SB 6 passed 31 to 18 and heads to the House for further readings.
Another bill, House Bill 1004, would establish a health care costs oversight board. The bill also bundles several different provisions. One provision aims to cap how much nonprofit hospitals charge compared to a nationally recognized metric, like what Medicare pays for the same services. Starting in 2026, the measure would give the Indiana Department of Insurance the ability to penalize nonprofit hospitals if they charge more than a specified percentage of the national average as calculated by the agency.
Another provision would give tax breaks to physicians who own independent practices. Lawmakers say the goal is to increase competition to drive prices down.
Senate Bill 7 also encourages physician autonomy by banning hospitals from using noncompete agreements in labor contracts with physicians. If approved by the House, physician noncompete agreements will be barred effective July 1. But the bill would not apply to agreements “originally entered into” prior to that date.
“Eliminating non-compete clauses would help increase competition among health care providers, which will lead to lower prices and more options for Hoosiers,” Busch said during a Senate session early February.
“Furthermore, the elimination of noncompetes would allow physicians to move more easily between practices without fear of litigation,” he said, “leading to higher job satisfaction, lower turnover and increased number of physicians in Indiana where the gap in the market has appeared.”
Noncompete agreements are widespread in many industries including health care. Hospitals use them to ensure, among other things, that a physician does not leave to work for a competitor. The agreements could have a time, geography or industry limit, or a combination thereof. Hospital leaders say noncompete agreements help protect the investment they put into the hiring and professional development of physicians.
Three amendments were filed, but only one by the bill’s author was heard and voted on.

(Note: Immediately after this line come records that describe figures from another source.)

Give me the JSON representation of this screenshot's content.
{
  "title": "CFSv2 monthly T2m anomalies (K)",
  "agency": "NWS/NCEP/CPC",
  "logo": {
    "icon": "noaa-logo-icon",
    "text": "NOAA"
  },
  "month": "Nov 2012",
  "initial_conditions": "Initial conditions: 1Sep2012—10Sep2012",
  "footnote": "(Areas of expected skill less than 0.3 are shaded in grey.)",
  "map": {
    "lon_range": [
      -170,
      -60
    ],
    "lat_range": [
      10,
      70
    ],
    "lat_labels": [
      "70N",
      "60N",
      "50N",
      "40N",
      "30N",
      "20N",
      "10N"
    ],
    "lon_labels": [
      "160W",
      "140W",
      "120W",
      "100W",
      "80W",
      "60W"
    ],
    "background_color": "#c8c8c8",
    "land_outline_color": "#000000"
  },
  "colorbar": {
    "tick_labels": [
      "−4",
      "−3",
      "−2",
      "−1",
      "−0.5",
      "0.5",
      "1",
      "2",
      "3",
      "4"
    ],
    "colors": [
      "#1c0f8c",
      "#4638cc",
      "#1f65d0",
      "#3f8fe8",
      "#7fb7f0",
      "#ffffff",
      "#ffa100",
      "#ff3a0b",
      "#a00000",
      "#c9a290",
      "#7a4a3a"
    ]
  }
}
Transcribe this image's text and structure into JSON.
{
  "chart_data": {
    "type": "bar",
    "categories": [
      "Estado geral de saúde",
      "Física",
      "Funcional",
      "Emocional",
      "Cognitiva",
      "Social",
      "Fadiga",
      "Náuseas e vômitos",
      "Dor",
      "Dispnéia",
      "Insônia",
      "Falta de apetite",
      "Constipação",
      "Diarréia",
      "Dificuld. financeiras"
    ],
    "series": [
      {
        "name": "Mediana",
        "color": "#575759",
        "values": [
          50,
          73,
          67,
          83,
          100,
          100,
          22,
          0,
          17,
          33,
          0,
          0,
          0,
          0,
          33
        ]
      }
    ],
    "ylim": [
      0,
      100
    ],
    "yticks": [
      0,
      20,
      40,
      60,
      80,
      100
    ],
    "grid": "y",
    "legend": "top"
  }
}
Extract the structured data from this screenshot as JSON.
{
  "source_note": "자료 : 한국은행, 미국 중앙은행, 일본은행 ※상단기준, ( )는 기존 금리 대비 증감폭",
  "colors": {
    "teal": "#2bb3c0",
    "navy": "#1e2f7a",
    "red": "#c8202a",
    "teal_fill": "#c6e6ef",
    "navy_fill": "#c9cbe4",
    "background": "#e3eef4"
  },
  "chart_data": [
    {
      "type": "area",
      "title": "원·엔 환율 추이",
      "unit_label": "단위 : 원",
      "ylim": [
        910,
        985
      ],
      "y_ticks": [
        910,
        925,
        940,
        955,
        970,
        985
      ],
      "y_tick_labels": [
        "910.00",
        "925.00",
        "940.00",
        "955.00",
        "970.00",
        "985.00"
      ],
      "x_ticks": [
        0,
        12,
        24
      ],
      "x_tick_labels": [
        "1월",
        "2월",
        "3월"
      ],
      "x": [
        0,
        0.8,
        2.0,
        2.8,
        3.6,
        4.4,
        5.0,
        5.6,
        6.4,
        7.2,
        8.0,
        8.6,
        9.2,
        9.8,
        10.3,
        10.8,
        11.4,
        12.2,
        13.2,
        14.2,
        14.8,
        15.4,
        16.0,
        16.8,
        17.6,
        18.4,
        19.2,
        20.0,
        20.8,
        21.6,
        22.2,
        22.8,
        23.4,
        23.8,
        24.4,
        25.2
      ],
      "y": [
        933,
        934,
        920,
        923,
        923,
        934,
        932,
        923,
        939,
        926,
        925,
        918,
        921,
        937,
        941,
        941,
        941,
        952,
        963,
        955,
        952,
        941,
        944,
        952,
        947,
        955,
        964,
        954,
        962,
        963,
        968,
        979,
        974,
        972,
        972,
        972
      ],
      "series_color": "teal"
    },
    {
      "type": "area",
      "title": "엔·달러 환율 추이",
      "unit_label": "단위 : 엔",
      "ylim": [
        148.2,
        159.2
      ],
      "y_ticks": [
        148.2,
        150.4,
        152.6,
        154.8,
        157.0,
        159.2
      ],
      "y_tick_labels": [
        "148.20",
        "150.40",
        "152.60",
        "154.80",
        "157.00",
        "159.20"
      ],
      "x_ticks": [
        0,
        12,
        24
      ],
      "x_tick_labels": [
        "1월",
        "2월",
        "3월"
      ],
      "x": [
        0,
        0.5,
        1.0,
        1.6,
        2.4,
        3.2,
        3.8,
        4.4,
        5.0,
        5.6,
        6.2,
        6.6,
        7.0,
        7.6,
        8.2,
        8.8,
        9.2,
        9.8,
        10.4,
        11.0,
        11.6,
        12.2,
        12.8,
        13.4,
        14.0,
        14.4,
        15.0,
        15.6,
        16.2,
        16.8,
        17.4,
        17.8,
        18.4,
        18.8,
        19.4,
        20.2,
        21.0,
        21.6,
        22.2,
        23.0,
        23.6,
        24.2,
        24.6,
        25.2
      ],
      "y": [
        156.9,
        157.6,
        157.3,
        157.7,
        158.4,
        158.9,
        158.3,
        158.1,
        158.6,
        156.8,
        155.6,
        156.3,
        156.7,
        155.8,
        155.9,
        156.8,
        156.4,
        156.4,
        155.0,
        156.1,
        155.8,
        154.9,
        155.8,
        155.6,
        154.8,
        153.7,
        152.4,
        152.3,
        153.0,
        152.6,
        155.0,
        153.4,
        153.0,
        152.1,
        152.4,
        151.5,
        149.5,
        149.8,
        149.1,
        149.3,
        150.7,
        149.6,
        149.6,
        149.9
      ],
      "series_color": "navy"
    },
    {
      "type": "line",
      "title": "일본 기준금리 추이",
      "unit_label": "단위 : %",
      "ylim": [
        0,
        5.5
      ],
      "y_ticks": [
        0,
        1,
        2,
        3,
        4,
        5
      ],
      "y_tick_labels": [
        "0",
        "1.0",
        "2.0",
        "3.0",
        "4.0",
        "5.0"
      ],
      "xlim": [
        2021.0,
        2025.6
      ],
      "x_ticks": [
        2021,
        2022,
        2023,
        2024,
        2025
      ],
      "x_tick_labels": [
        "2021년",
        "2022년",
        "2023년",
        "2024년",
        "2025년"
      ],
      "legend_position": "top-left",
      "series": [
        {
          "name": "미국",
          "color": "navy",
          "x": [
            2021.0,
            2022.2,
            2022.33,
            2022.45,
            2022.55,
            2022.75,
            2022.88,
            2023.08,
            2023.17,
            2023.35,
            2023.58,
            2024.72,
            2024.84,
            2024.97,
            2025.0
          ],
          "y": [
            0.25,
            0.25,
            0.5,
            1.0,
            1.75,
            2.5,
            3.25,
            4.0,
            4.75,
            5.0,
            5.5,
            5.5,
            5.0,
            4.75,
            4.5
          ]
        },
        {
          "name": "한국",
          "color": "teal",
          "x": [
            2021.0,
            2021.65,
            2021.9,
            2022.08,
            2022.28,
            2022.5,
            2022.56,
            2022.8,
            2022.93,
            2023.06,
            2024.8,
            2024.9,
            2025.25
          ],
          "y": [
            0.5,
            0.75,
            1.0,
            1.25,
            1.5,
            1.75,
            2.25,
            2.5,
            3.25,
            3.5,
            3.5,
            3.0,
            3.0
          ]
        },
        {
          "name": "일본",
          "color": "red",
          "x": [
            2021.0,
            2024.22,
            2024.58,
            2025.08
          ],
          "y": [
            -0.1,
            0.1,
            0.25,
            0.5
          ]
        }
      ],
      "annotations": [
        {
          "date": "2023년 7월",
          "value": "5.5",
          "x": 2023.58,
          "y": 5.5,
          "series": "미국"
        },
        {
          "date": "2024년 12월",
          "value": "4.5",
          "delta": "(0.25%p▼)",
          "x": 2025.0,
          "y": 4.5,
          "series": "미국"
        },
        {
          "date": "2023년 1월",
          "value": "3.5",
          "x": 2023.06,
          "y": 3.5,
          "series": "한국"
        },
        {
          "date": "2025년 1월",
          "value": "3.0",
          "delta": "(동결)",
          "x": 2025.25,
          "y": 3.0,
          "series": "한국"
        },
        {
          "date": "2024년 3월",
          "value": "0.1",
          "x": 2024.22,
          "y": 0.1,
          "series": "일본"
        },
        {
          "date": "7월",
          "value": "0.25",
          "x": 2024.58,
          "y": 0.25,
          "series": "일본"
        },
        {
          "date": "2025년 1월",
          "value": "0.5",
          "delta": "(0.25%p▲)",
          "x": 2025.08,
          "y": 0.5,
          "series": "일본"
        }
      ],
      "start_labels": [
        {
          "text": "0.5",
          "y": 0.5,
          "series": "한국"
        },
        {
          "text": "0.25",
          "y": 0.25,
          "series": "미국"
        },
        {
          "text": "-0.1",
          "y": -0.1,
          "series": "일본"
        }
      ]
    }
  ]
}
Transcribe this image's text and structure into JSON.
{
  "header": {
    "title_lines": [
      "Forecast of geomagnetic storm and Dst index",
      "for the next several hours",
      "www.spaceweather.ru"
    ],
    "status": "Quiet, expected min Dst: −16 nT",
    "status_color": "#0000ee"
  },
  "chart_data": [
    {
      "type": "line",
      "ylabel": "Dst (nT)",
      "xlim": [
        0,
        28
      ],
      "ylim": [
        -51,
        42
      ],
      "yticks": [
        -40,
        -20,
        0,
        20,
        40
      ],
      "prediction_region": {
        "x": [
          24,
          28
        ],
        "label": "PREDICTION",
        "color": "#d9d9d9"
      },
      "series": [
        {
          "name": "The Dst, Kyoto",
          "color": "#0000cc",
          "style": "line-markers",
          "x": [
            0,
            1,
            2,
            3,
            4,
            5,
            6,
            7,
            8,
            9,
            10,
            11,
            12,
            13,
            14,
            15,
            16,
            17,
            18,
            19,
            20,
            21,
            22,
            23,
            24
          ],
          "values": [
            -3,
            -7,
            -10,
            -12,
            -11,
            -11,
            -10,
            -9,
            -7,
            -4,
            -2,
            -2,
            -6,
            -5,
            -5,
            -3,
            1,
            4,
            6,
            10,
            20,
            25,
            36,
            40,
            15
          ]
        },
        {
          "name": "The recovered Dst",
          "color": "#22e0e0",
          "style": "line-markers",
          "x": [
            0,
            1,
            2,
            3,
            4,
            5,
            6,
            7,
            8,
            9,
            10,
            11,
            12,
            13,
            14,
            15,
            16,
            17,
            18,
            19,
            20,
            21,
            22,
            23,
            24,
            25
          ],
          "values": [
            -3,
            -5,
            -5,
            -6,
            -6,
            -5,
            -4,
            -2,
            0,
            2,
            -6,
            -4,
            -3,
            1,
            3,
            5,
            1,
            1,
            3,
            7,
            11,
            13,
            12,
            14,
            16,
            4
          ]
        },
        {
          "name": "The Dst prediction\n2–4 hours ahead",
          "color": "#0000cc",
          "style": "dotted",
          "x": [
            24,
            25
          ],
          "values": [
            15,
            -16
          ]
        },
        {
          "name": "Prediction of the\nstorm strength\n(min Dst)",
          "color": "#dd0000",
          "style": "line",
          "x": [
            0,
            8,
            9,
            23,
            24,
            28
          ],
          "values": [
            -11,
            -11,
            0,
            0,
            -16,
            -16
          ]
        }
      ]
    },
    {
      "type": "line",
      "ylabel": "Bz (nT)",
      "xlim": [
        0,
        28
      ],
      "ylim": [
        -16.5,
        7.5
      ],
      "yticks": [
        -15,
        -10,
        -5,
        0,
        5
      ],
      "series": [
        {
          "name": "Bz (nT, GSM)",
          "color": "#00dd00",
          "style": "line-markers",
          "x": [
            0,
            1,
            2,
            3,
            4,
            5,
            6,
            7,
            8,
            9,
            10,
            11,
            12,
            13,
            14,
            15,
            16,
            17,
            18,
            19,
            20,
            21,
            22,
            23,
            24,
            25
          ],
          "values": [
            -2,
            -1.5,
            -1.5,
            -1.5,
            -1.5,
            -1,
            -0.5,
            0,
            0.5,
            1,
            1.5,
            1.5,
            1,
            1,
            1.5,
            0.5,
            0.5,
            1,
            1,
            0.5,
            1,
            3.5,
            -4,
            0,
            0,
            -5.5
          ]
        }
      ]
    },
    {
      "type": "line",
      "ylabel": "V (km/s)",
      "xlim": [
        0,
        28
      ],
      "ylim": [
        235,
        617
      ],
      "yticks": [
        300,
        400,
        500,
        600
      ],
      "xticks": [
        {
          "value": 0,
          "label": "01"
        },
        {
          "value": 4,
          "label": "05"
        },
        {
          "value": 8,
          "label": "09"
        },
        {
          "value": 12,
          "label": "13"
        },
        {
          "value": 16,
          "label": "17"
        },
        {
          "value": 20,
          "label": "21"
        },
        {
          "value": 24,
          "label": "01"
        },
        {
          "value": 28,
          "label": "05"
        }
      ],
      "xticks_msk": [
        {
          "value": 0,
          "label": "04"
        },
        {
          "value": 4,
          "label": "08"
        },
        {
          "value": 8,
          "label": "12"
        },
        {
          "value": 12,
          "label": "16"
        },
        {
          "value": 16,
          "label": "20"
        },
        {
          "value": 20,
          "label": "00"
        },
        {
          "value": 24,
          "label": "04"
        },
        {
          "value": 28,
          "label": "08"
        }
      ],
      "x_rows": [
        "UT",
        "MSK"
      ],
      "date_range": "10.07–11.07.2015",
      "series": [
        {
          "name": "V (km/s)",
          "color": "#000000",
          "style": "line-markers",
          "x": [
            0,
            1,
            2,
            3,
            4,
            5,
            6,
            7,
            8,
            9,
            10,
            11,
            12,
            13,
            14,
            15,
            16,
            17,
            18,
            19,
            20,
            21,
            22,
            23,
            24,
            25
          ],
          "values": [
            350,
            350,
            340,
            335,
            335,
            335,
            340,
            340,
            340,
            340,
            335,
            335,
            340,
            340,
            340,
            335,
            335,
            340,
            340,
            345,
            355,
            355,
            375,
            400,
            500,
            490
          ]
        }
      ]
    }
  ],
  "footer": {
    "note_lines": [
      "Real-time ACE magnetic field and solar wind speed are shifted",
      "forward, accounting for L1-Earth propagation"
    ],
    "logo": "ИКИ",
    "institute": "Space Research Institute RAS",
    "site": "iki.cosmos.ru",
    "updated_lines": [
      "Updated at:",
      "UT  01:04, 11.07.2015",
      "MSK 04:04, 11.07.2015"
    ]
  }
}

It stripped out a separate provision in the bill pertaining to doctor referrals, leaving only the noncompete ban.
Insurance and drug prices
A couple of bills that passed the House and Senate directly address drug costs and insurance practices.
Senate Bill 8 would require pharmacy benefit managers and insurers to pass on the discounts they receive from drugmakers to consumers or health plan members. The measure would allow the Department of Insurance to enforce the provisions and impose a civil penalty.
Another measure, House Bill 1003, aims to reduce or eliminate the process through which health insurers try to control costs by requiring health care providers get advance approval for certain services to qualify for coverage –– a process known as “prior authorization.” Many health care providers say that this process is riddled with inefficiencies and could delay crucial care for patients.
In its current form, HB 1003 could reduce or eliminate prior authorization for health care providers who enter into an electronic medical record access agreement and a value-based health care reimbursement agreement with a health insurer where payment is tied to the effectiveness and efficiency of the care provided.
According to the American Medical Association, value-based care arrangements are on the rise. Such arrangements incentivize quality care but also complicate payor contracts, which legal experts say could be cumbersome for some independent physicians to navigate.
On another note, HB 1003 would give employers with fewer than 50 employees tax breaks for offering employees health reimbursements instead of traditional health insurance, which could reduce costs for small businesses.
All these bills must still be approved by the opposite chamber before they can head to the governor’s desk. Lawmakers in both chambers are expected to convene next week.
Indiana Public Broadcasting reporter Adam Yahya Rayes contributed reporting.